IN TERMS OF SPACE and of time there was not much longer to go.
The two ships—one knowing and one unknowing—raced toward their rendezvous. Had they been plunging through the normal continuum there would have been, toward the finish, hardly the thickness of a coat of paint between them, the adjustment of a microsecond in temporal precession rates would have brought inevitable collision. Craven knew this from the results of his own observations and from the encoded position reports, sent at six hourly intervals, by
Adler.
Worried, he allowed himself to fall astern, a mere half kilometer. It would be enough—and, too, it would mean that the frigate would mask him from the fire of planet-based batteries.

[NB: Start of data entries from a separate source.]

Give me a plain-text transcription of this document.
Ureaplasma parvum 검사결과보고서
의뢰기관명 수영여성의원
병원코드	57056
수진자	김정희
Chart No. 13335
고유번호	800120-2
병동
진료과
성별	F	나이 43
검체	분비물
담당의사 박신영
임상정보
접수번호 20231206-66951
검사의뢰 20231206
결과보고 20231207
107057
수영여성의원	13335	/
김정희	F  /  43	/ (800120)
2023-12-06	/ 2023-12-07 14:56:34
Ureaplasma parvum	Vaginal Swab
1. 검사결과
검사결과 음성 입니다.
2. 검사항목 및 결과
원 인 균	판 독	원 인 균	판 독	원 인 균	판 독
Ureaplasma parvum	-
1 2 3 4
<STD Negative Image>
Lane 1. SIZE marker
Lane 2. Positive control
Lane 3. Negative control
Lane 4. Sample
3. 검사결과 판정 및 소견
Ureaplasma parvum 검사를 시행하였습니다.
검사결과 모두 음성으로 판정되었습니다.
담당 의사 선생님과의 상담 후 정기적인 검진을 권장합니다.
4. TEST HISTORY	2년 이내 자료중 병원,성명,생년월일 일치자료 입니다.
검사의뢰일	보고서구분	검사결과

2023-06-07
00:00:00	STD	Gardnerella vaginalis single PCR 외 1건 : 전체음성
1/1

Summers maintained his listening watch. Apart from the position reports he had little of interest to tell the Captain.
Adler,
once or twice, had tried to get in contact with the Main Base on Waldegren—but, other than from a curt directive to proceed as ordered there were no signals from the planet to the ship. Dartura Base was more talkative. That was understandable. There was no colony on the planet and the Base personnel must be bored, must be pining for the sight of fresh faces, the sound of fresh voices. They would have their excitement soon enough, promised Craven grimly.
Through the warped continuum fell the two ships, and ahead the pulsating spiral that was the Dartura sun loomed ever brighter, ever larger. There were light years yet to go, but the Drive-induced distortions made it seem that tentacles of incandescent gas were already reaching out to clutch them, to drag them into the atomic furnace at the heart of the star.